How do I add intensive processes to my Rails Application?

I’ve started to use wicked_pdf and it works fine. However, when I generate a PDF files, usually the CPU will get to ~80+% during the generation of the PDF by the wicked_pdf gem. What’s the proper way of handling this in my application? I’ve asked around on IRC chat, stack overflow, etc, but I haven’t been able to acquire a good answer. People have told me to use Sidekiq, which I have, but this won’t resolve my CPU issue unless I’ve put the job processes onto another machine it would seem. Is there another way of handling this using my one server?

If it’s helpful here is the stack overflow question that I posted about 12 days ago - it has perhaps a little more detail:

https://stackoverflow.com/questions/44465332/high-cpu-usage-when-generating-pdfs-in-rails-with-wicked-pdf-gem

Please let me know if I can provide more details on any aspect of this issue. Thanks!

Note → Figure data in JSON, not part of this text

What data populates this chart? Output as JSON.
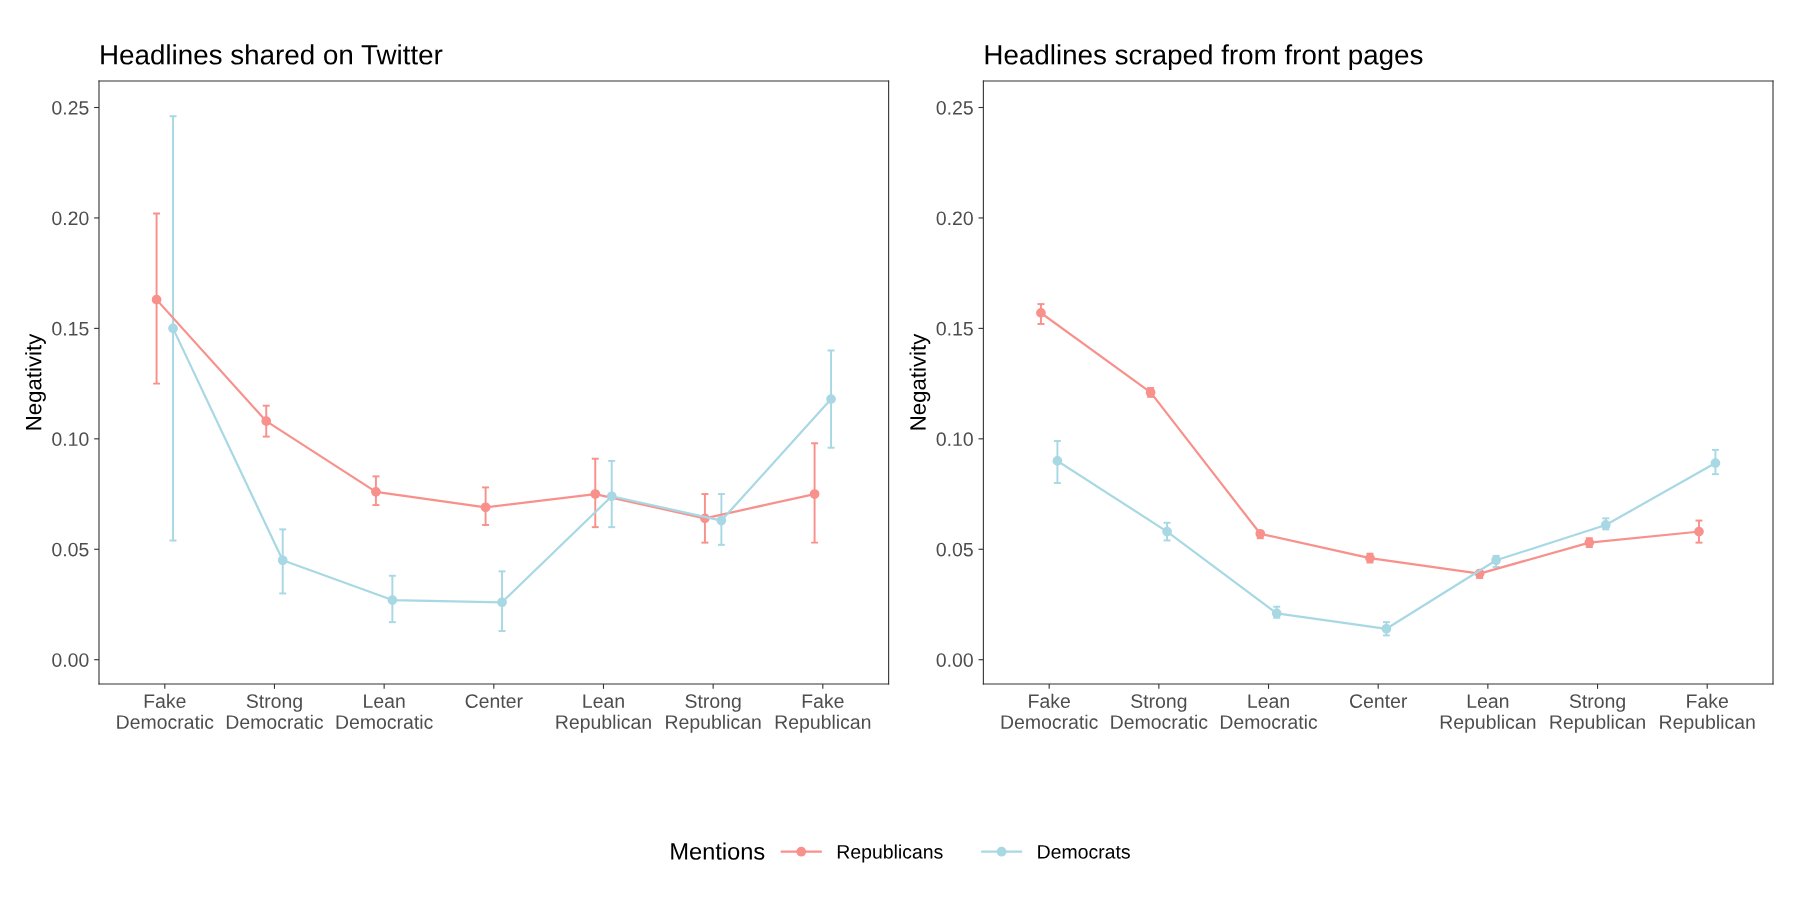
{
  "chart_data": [
    {
      "type": "line",
      "title": "Headlines shared on Twitter",
      "ylabel": "Negativity",
      "categories": [
        "Fake\nDemocratic",
        "Strong\nDemocratic",
        "Lean\nDemocratic",
        "Center",
        "Lean\nRepublican",
        "Strong\nRepublican",
        "Fake\nRepublican"
      ],
      "ylim": [
        -0.011,
        0.262
      ],
      "yticks": [
        {
          "value": 0,
          "label": "0.00"
        },
        {
          "value": 0.05,
          "label": "0.05"
        },
        {
          "value": 0.1,
          "label": "0.10"
        },
        {
          "value": 0.15,
          "label": "0.15"
        },
        {
          "value": 0.2,
          "label": "0.20"
        },
        {
          "value": 0.25,
          "label": "0.25"
        }
      ],
      "grid": false,
      "marker": "circle",
      "legend": "bottom",
      "legend_title": "Mentions",
      "series": [
        {
          "name": "Republicans",
          "color": "#f8918c",
          "values": [
            0.163,
            0.108,
            0.076,
            0.069,
            0.075,
            0.064,
            0.075
          ],
          "errors": [
            [
              0.125,
              0.202
            ],
            [
              0.101,
              0.115
            ],
            [
              0.07,
              0.083
            ],
            [
              0.061,
              0.078
            ],
            [
              0.06,
              0.091
            ],
            [
              0.053,
              0.075
            ],
            [
              0.053,
              0.098
            ]
          ]
        },
        {
          "name": "Democrats",
          "color": "#a8d8e4",
          "values": [
            0.15,
            0.045,
            0.027,
            0.026,
            0.074,
            0.063,
            0.118
          ],
          "errors": [
            [
              0.054,
              0.246
            ],
            [
              0.03,
              0.059
            ],
            [
              0.017,
              0.038
            ],
            [
              0.013,
              0.04
            ],
            [
              0.06,
              0.09
            ],
            [
              0.052,
              0.075
            ],
            [
              0.096,
              0.14
            ]
          ]
        }
      ]
    },
    {
      "type": "line",
      "title": "Headlines scraped from front pages",
      "ylabel": "Negativity",
      "categories": [
        "Fake\nDemocratic",
        "Strong\nDemocratic",
        "Lean\nDemocratic",
        "Center",
        "Lean\nRepublican",
        "Strong\nRepublican",
        "Fake\nRepublican"
      ],
      "ylim": [
        -0.011,
        0.262
      ],
      "yticks": [
        {
          "value": 0,
          "label": "0.00"
        },
        {
          "value": 0.05,
          "label": "0.05"
        },
        {
          "value": 0.1,
          "label": "0.10"
        },
        {
          "value": 0.15,
          "label": "0.15"
        },
        {
          "value": 0.2,
          "label": "0.20"
        },
        {
          "value": 0.25,
          "label": "0.25"
        }
      ],
      "grid": false,
      "marker": "circle",
      "series": [
        {
          "color": "#f8918c",
          "values": [
            0.157,
            0.121,
            0.057,
            0.046,
            0.039,
            0.053,
            0.058
          ],
          "errors": [
            [
              0.152,
              0.161
            ],
            [
              0.119,
              0.123
            ],
            [
              0.055,
              0.058
            ],
            [
              0.044,
              0.048
            ],
            [
              0.037,
              0.04
            ],
            [
              0.051,
              0.055
            ],
            [
              0.053,
              0.063
            ]
          ]
        },
        {
          "color": "#a8d8e4",
          "values": [
            0.09,
            0.058,
            0.021,
            0.014,
            0.045,
            0.061,
            0.089
          ],
          "errors": [
            [
              0.08,
              0.099
            ],
            [
              0.054,
              0.062
            ],
            [
              0.019,
              0.024
            ],
            [
              0.011,
              0.017
            ],
            [
              0.042,
              0.047
            ],
            [
              0.059,
              0.064
            ],
            [
              0.084,
              0.095
            ]
          ]
        }
      ]
    }
  ]
}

Ouch! The big question is: are you actually doing anything else with
that server? If Rails has the machine all to itself, and you don't
have enough traffic that someone else is probably waiting for a reply,
you may be OK as-is.

Otherwise, a number of other approaches come to mind. As you
mentioned, you could put it on another machine. You could also see if
you could "nice down" that process, i.e., use the "nice" utility (or
some such programming) to set the priority of the PDF-making process
so that others can have a better share.

-Dave

Thanks Dave, I’ll look into the “Nice” utility you mentioned – I’m currently unfamiliar with it. Also traffic on the application isn’t heavy as its only used on an internal network for roughly 60 users at the moment. However, I would prefer to find the “correct” way of doing it. I’m thinking I may resort to using another machine, but at the moment I don’t have those resources. Rails is the only thing on the server right now… so that helps as well. With some of the PDFs that time several minutes to run, we have seen a slow-down for other users accessing pages. Since the PDF generation isn’t urgent I don’t mind having it last longer as long as it doesn’t slow down the rest of the application for the other active users. Thanks again for the “Nice” recommendation I’ll be looking into it shortly.

This is exactly the kind of use case AWS Lambda was made for.

You would have to switch to a PDF generator/converter in one of
the Lambda-supported languages, unfortunately, but for a very
occasional task this would be a lot cheaper than provisioning a
separate server that would be idle most of the time.

FWIW,

Why is the fact that PDF generation can use 80% of the processor a
problem? There will still be 20% available for Rails, or is that not
enough to give you the performance you require? Linux is pretty good
at balancing processes and threads and the processor is there to be
used after all. Provided you have shelved it off into a background
process using something like sidekiq then it may well not be an issue.
Try it and see. if it becomes an issue then you can look at more
complex solutions. My philosophy is always to start off using the
KISS principle.

Colin

Hey Colin, when I say it gets to ~80+% what I meant to get across is, for a 1 minute PDF Generation, it would start around 20% and quickly built to 80 - then 95 - and eventually go to 100% towards the end. I’ve noticed that many other users will have the application slow down dramatically during the generation of such a PDF. It would cause much longer page loads and if they too were going to generate a PDF document then it would make problems worse. I have been attempting to background the process on Sidekiq - and am having another issue with it at the moment preventing me from seeing how it behaves in that procedure. Though with it all using the same CPU I was guessing it wouldn’t change much from what I’m already experiencing.

OK, understood. I think it should be possible to set the nice value
for sidekiq so that it only uses the processor when it is not doing
other things, but I don't have experience of doing that, and google
does not immediately come up with anything helpful.